Investor sentiment plays a crucial role in the stock market, and in recent years, numerous studies have aimed to predict future stock prices by analyzing market sentiment obtained from social media or news. This study investigates the use of investor sentiment from social media, with a focus on Stocktwits, a social media platform for investors. However, using investor sentiment on Stocktwits to predict stock price movements may be challenging due to a lack of user-initiated sentiment data and the limitations of existing sentiment analyzers, which may inaccurately classify neutral comments. To overcome these challenges, this study proposes an alternative approach using FinBERT, a pre-trained language model specifically designed to analyze the sentiment of financial text. This study proposes an ensemble support vector machine for improving the accuracy of stock price movement predictions. Then, it predicts the future movement of SPDR S&P 500 Index Exchange Traded Funds using the rolling window approach to prevent look-ahead bias.
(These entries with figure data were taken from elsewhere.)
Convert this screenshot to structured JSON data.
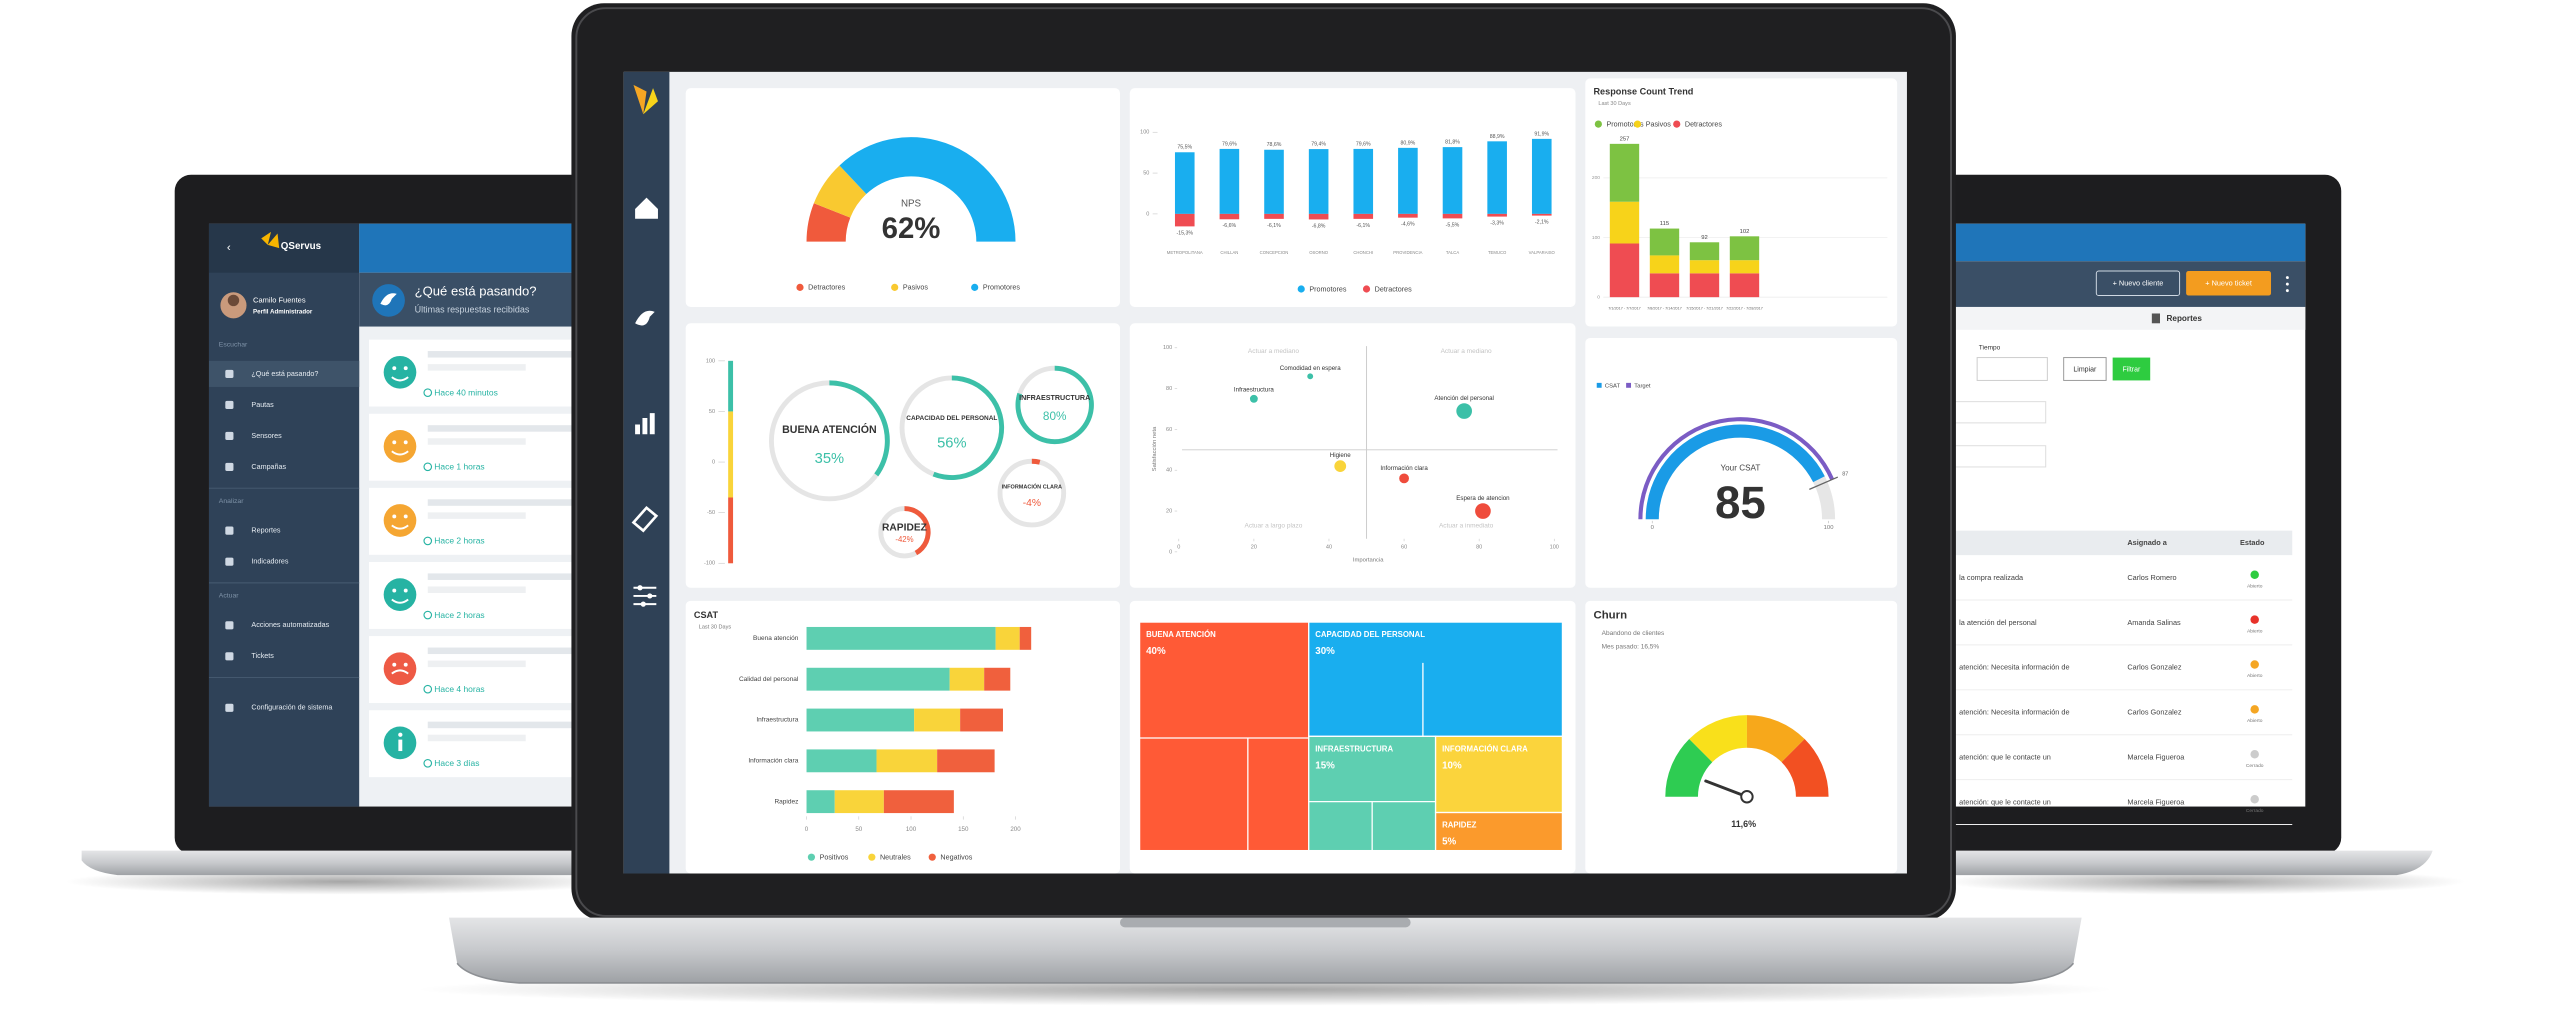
{
  "left_app": {
    "brand": "QServus",
    "user_name": "Camilo Fuentes",
    "user_role": "Perfil Administrador",
    "menu": [
      {
        "section": "Escuchar",
        "items": [
          "¿Qué está pasando?",
          "Pautas",
          "Sensores",
          "Campañas"
        ]
      },
      {
        "section": "Analizar",
        "items": [
          "Reportes",
          "Indicadores"
        ]
      },
      {
        "section": "Actuar",
        "items": [
          "Acciones automatizadas",
          "Tickets"
        ]
      }
    ],
    "settings": "Configuración de sistema",
    "feed_title": "¿Qué está pasando?",
    "feed_subtitle": "Últimas respuestas recibidas",
    "feed": [
      {
        "time": "Hace 40 minutos",
        "color": "#26b3a3"
      },
      {
        "time": "Hace 1 horas",
        "color": "#f5a632"
      },
      {
        "time": "Hace 2 horas",
        "color": "#f5a632"
      },
      {
        "time": "Hace 2 horas",
        "color": "#26b3a3"
      },
      {
        "time": "Hace 4 horas",
        "color": "#ee5a45"
      },
      {
        "time": "Hace 3 días",
        "color": "#26b3a3"
      }
    ]
  },
  "right_app": {
    "buttons": [
      "+ Nuevo cliente",
      "+ Nuevo ticket"
    ],
    "section": "Reportes",
    "filter_label": "Tiempo",
    "filter_buttons": [
      "Limpiar",
      "Filtrar"
    ],
    "table": {
      "columns": [
        "Asignado a",
        "Estado"
      ],
      "rows": [
        [
          "la compra realizada",
          "Carlos Romero",
          "Abierto"
        ],
        [
          "la atención del personal",
          "Amanda Salinas",
          "Abierto"
        ],
        [
          "atención: Necesita información de",
          "Carlos Gonzalez",
          "Abierto"
        ],
        [
          "atención: Necesita información de",
          "Carlos Gonzalez",
          "Abierto"
        ],
        [
          "atención: que le contacte un",
          "Marcela Figueroa",
          "Cerrado"
        ],
        [
          "atención: que le contacte un",
          "Marcela Figueroa",
          "Cerrado"
        ]
      ],
      "status_colors": [
        "#2ecc40",
        "#e8322a",
        "#f5a623",
        "#f5a623",
        "#cccccc",
        "#cccccc"
      ]
    }
  },
  "chart_data": [
    {
      "type": "donut",
      "label": "NPS",
      "value": 62,
      "value_label": "62%",
      "categories": [
        "Detractores",
        "Pasivos",
        "Promotores"
      ],
      "values": [
        12,
        14,
        74
      ],
      "colors": [
        "#f05a3c",
        "#f9c930",
        "#19aeef"
      ]
    },
    {
      "type": "bar",
      "categories": [
        "METROPOLITANA",
        "CHILLAN",
        "CONCEPCION",
        "OSORNO",
        "CHONCHI",
        "PROVIDENCIA",
        "TALCA",
        "TEMUCO",
        "VALPARAISO"
      ],
      "series": [
        {
          "name": "Promotores",
          "color": "#19aeef",
          "values": [
            75.5,
            79.6,
            78.6,
            79.4,
            79.6,
            80.9,
            81.8,
            88.9,
            91.9
          ],
          "value_labels": [
            "75,5%",
            "79,6%",
            "78,6%",
            "79,4%",
            "79,6%",
            "80,9%",
            "81,8%",
            "88,9%",
            "91,9%"
          ]
        },
        {
          "name": "Detractores",
          "color": "#ef4c52",
          "values": [
            -15.3,
            -6.6,
            -6.1,
            -6.8,
            -6.1,
            -4.6,
            -5.5,
            -3.3,
            -2.1
          ],
          "value_labels": [
            "-15,3%",
            "-6,6%",
            "-6,1%",
            "-6,8%",
            "-6,1%",
            "-4,6%",
            "-5,5%",
            "-3,3%",
            "-2,1%"
          ]
        }
      ],
      "ylim": [
        -30,
        100
      ],
      "yticks": [
        0,
        50,
        100
      ]
    },
    {
      "type": "stacked_bar",
      "title": "Response Count Trend",
      "subtitle": "Last 30 Days",
      "categories": [
        "7/1/2017 - 7/7/2017",
        "7/8/2017 - 7/14/2017",
        "7/15/2017 - 7/21/2017",
        "7/22/2017 - 7/28/2017"
      ],
      "series": [
        {
          "name": "Promotores",
          "color": "#7dc242",
          "values": [
            97,
            45,
            30,
            40
          ]
        },
        {
          "name": "Pasivos",
          "color": "#f7d31a",
          "values": [
            70,
            30,
            22,
            22
          ]
        },
        {
          "name": "Detractores",
          "color": "#ef4c52",
          "values": [
            90,
            40,
            40,
            40
          ]
        }
      ],
      "totals": [
        257,
        115,
        92,
        102
      ],
      "ylim": [
        0,
        260
      ],
      "yticks": [
        0,
        100,
        200
      ],
      "grid": true
    },
    {
      "type": "ring",
      "categories": [
        "BUENA ATENCIÓN",
        "CAPACIDAD DEL PERSONAL",
        "INFRAESTRUCTURA",
        "INFORMACIÓN CLARA",
        "RAPIDEZ"
      ],
      "values": [
        35,
        56,
        80,
        -4,
        -42
      ],
      "value_labels": [
        "35%",
        "56%",
        "80%",
        "-4%",
        "-42%"
      ],
      "ylim": [
        -100,
        100
      ],
      "yticks": [
        100,
        50,
        0,
        -50,
        -100
      ],
      "positive_color": "#3cc0a8",
      "negative_color": "#ef5a3c"
    },
    {
      "type": "scatter",
      "xlabel": "Importancia",
      "ylabel": "Satisfacción neta",
      "quadrants": [
        "Actuar a mediano",
        "Actuar a mediano",
        "Actuar a largo plazo",
        "Actuar a inmediato"
      ],
      "labels": [
        "Infraestructura",
        "Comodidad en espera",
        "Atención del personal",
        "Higiene",
        "Información clara",
        "Espera de atencion"
      ],
      "x": [
        20,
        35,
        76,
        43,
        60,
        81
      ],
      "values": [
        75,
        86,
        69,
        42,
        36,
        20
      ],
      "sizes": [
        4,
        3,
        8,
        6,
        5,
        8
      ],
      "colors": [
        "#3cc0a8",
        "#3cc0a8",
        "#3cc0a8",
        "#f9d43a",
        "#ef4c3c",
        "#ef4c3c"
      ],
      "xlim": [
        0,
        100
      ],
      "xticks": [
        0,
        20,
        40,
        60,
        80,
        100
      ],
      "ylim": [
        0,
        100
      ],
      "yticks": [
        0,
        20,
        40,
        60,
        80,
        100
      ]
    },
    {
      "type": "stacked_barh",
      "categories": [
        "Buena atención",
        "Calidad del personal",
        "Infraestructura",
        "Información clara",
        "Rapidez"
      ],
      "series": [
        {
          "name": "Positivos",
          "color": "#5ecfb1",
          "values": [
            181,
            137,
            103,
            67,
            27
          ]
        },
        {
          "name": "Neutrales",
          "color": "#f9d43a",
          "values": [
            23,
            33,
            44,
            58,
            47
          ]
        },
        {
          "name": "Negativos",
          "color": "#f0603d",
          "values": [
            11,
            25,
            41,
            55,
            67
          ]
        }
      ],
      "xlim": [
        0,
        200
      ],
      "xticks": [
        0,
        50,
        100,
        150,
        200
      ]
    },
    {
      "type": "gauge",
      "style": "arc",
      "title": "CSAT",
      "subtitle": "Last 30 Days",
      "legend": [
        {
          "name": "CSAT",
          "color": "#1a9be6"
        },
        {
          "name": "Target",
          "color": "#7b5cc4"
        }
      ],
      "label": "Your CSAT",
      "value": 85,
      "target": 87,
      "ylim": [
        0,
        100
      ],
      "yticks": [
        0,
        100
      ]
    },
    {
      "type": "treemap",
      "categories": [
        "BUENA ATENCIÓN",
        "CAPACIDAD DEL PERSONAL",
        "INFRAESTRUCTURA",
        "INFORMACIÓN CLARA",
        "RAPIDEZ"
      ],
      "values": [
        40,
        30,
        15,
        10,
        5
      ],
      "value_labels": [
        "40%",
        "30%",
        "15%",
        "10%",
        "5%"
      ],
      "colors": [
        "#ff5a36",
        "#19aeef",
        "#5ecfb1",
        "#fbd43c",
        "#fb9a2c"
      ]
    },
    {
      "type": "gauge",
      "style": "bands",
      "title": "Churn",
      "subtitle": "Abandono de clientes",
      "note": "Mes pasado: 16,5%",
      "value": 11.6,
      "value_label": "11,6%",
      "ylim": [
        0,
        100
      ],
      "band_colors": [
        "#2ecc52",
        "#f9e01b",
        "#f7a81b",
        "#f25022"
      ]
    }
  ]
}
Through comparing various techniques for generating sentiment, our results show that using the FinBERT model for sentiment analysis yields the best results, with an F1-score that is 4-5% higher than other techniques. Additionally, the proposed ensemble support vector machine improves the accuracy of stock price movement predictions when compared to the original support vector machine in a series of experiments.

Keywords: FinBERT; Financial; Machine learning; SPY; SVM; Sentiment analysis; Stock price prediction; Stocktwits.

Associated data

  • figshare/10.6084/m9.figshare.20237736.v1

Grants and funding

This work was supported by the Kyushu Institute of Technology—National Taiwan University of Science and Technology Joint Research Program, under Grant Kyutech-NTUST-109-03. The funders had no role in study design, data collection and analysis, decision to publish, or preparation of the manuscript.